* Pazar günlerinden çocukluğumdan beri nefret ederim. Ertesi günkü okul hazırlığı, ütülenen önlükler, o zamanlar çalışkan bir öğrenci olmadığım için yetiştirilmeye çalışılan ödevler, evde börek ve balık kokusu... Pazar demek bunlar demekti o dönemlerde. Şimdiyse kendime ait tek günüm. Ne yapsam acaba diye düşündüğüm 24 saat...bu yüzden öğrenciyken, 'cumartesi çalışılan bir işte aslaa çalışmam!' dediğim için çok pişmanım! yarım gün de olsa en sevdiğim günden saatlerim çalınıyor yahu! Ama yine de şikayetçi değilim tabii. En azından sevdiğim bir işim var çok şükür...
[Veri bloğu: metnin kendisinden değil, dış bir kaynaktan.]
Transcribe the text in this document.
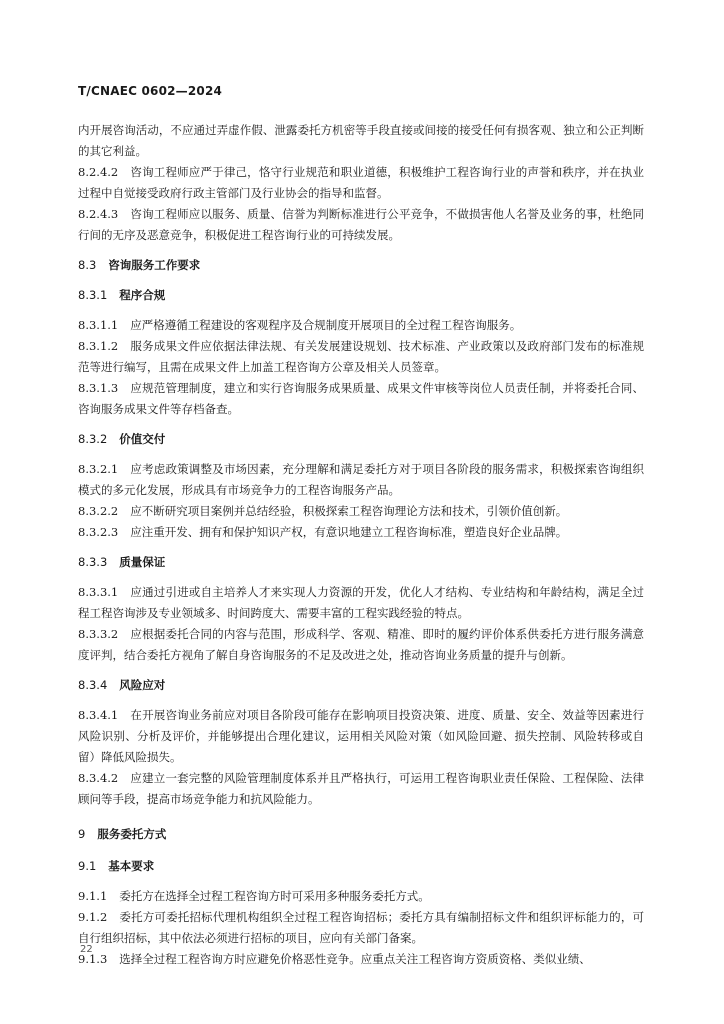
T/CNAEC 0602—2024

内开展咨询活动，不应通过弄虚作假、泄露委托方机密等手段直接或间接的接受任何有损客观、独立和公正判断的其它利益。

8.2.4.2 咨询工程师应严于律己，恪守行业规范和职业道德，积极维护工程咨询行业的声誉和秩序，并在执业过程中自觉接受政府行政主管部门及行业协会的指导和监督。

8.2.4.3 咨询工程师应以服务、质量、信誉为判断标准进行公平竞争，不做损害他人名誉及业务的事，杜绝同行间的无序及恶意竞争，积极促进工程咨询行业的可持续发展。

8.3 咨询服务工作要求

8.3.1 程序合规

8.3.1.1 应严格遵循工程建设的客观程序及合规制度开展项目的全过程工程咨询服务。

8.3.1.2 服务成果文件应依据法律法规、有关发展建设规划、技术标准、产业政策以及政府部门发布的标准规范等进行编写，且需在成果文件上加盖工程咨询方公章及相关人员签章。

8.3.1.3 应规范管理制度，建立和实行咨询服务成果质量、成果文件审核等岗位人员责任制，并将委托合同、咨询服务成果文件等存档备查。

8.3.2 价值交付

8.3.2.1 应考虑政策调整及市场因素，充分理解和满足委托方对于项目各阶段的服务需求，积极探索咨询组织模式的多元化发展，形成具有市场竞争力的工程咨询服务产品。

8.3.2.2 应不断研究项目案例并总结经验，积极探索工程咨询理论方法和技术，引领价值创新。

8.3.2.3 应注重开发、拥有和保护知识产权，有意识地建立工程咨询标准，塑造良好企业品牌。

8.3.3 质量保证

8.3.3.1 应通过引进或自主培养人才来实现人力资源的开发，优化人才结构、专业结构和年龄结构，满足全过程工程咨询涉及专业领域多、时间跨度大、需要丰富的工程实践经验的特点。

8.3.3.2 应根据委托合同的内容与范围，形成科学、客观、精准、即时的履约评价体系供委托方进行服务满意度评判，结合委托方视角了解自身咨询服务的不足及改进之处，推动咨询业务质量的提升与创新。

8.3.4 风险应对

8.3.4.1 在开展咨询业务前应对项目各阶段可能存在影响项目投资决策、进度、质量、安全、效益等因素进行风险识别、分析及评价，并能够提出合理化建议，运用相关风险对策（如风险回避、损失控制、风险转移或自留）降低风险损失。

8.3.4.2 应建立一套完整的风险管理制度体系并且严格执行，可运用工程咨询职业责任保险、工程保险、法律顾问等手段，提高市场竞争能力和抗风险能力。

9 服务委托方式

9.1 基本要求

9.1.1 委托方在选择全过程工程咨询方时可采用多种服务委托方式。

9.1.2 委托方可委托招标代理机构组织全过程工程咨询招标；委托方具有编制招标文件和组织评标能力的，可自行组织招标，其中依法必须进行招标的项目，应向有关部门备案。

9.1.3 选择全过程工程咨询方时应避免价格恶性竞争。应重点关注工程咨询方资质资格、类似业绩、

22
(bkz: patronun blogunuzu okuma ihtimali) hahah çok mu çakalım ne?:)
* Kendi kendimi eğlendirmeyi çok seviyorum. Şu an yaptığım gibi. Bir başkasına hiçbir şey ifade etmeyen küçük şeylerden mutlu olmayı...Bu lükse yeniden sahip olmaya başladığım için de mutluyum...
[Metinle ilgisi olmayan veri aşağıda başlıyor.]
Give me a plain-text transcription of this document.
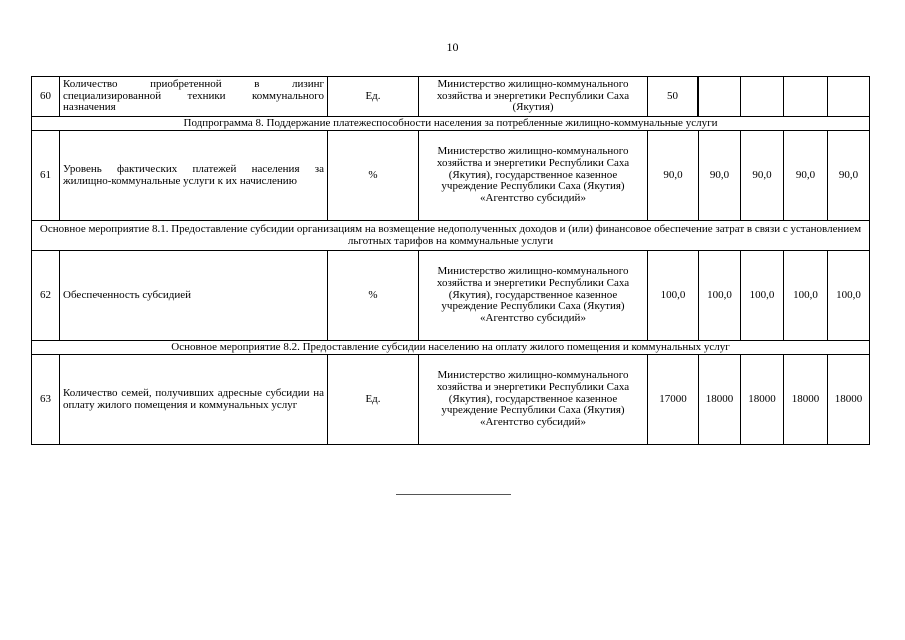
10
60	Количество приобретенной в лизинг специализированной техники коммунального назначения	Ед.	Министерство жилищно-коммунального хозяйства и энергетики Республики Саха (Якутия)	50					
Подпрограмма 8. Поддержание платежеспособности населения за потребленные жилищно-коммунальные услуги								
61	Уровень фактических платежей населения за жилищно-коммунальные услуги к их начислению	%	Министерство жилищно-коммунального хозяйства и энергетики Республики Саха (Якутия), государственное казенное учреждение Республики Саха (Якутия) «Агентство субсидий»	90,0	90,0	90,0	90,0	90,0
Основное мероприятие 8.1. Предоставление субсидии организациям на возмещение недополученных доходов и (или) финансовое обеспечение затрат в связи с установлением льготных тарифов на коммунальные услуги								
62	Обеспеченность субсидией	%	Министерство жилищно-коммунального хозяйства и энергетики Республики Саха (Якутия), государственное казенное учреждение Республики Саха (Якутия) «Агентство субсидий»	100,0	100,0	100,0	100,0	100,0
Основное мероприятие 8.2. Предоставление субсидии населению на оплату жилого помещения и коммунальных услуг								
63	Количество семей, получивших адресные субсидии на оплату жилого помещения и коммунальных услуг	Ед.	Министерство жилищно-коммунального хозяйства и энергетики Республики Саха (Якутия), государственное казенное учреждение Республики Саха (Якутия) «Агентство субсидий»	17000	18000	18000	18000	18000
* Bugün, muhtemelen bir turistin yere düşürdükten sonra, tinerciye kaptırdığı şapkasını geri alma çabasına şahit oldum. O nasıl bir manevi değerdir ki, paralar teklif edilir, tinercinin naapıcam olum al paranı geriye deyip, bereyi kafasına geçirmesi üzerine polislere gidilir...
Sonuç ne oldu göremedim ama turistin polislerle birlikte yürürken, adamı ikna etmek üzere olduğundaki gözlerindeki ışıltıyı gördüm...
* * imaj değiştirmek istiyorum. saçlarımdan, renginden, giyim tarzımdan fena halde sıkıldım.
* '' canım'' sevdiğim ve çok güzel bir kelime.. ama noluur yolda bir şey sorduğunuz birine teşekkür ederken kullanmayın. bu kadar hoş bir kelime, lafın gelişi olmamalı.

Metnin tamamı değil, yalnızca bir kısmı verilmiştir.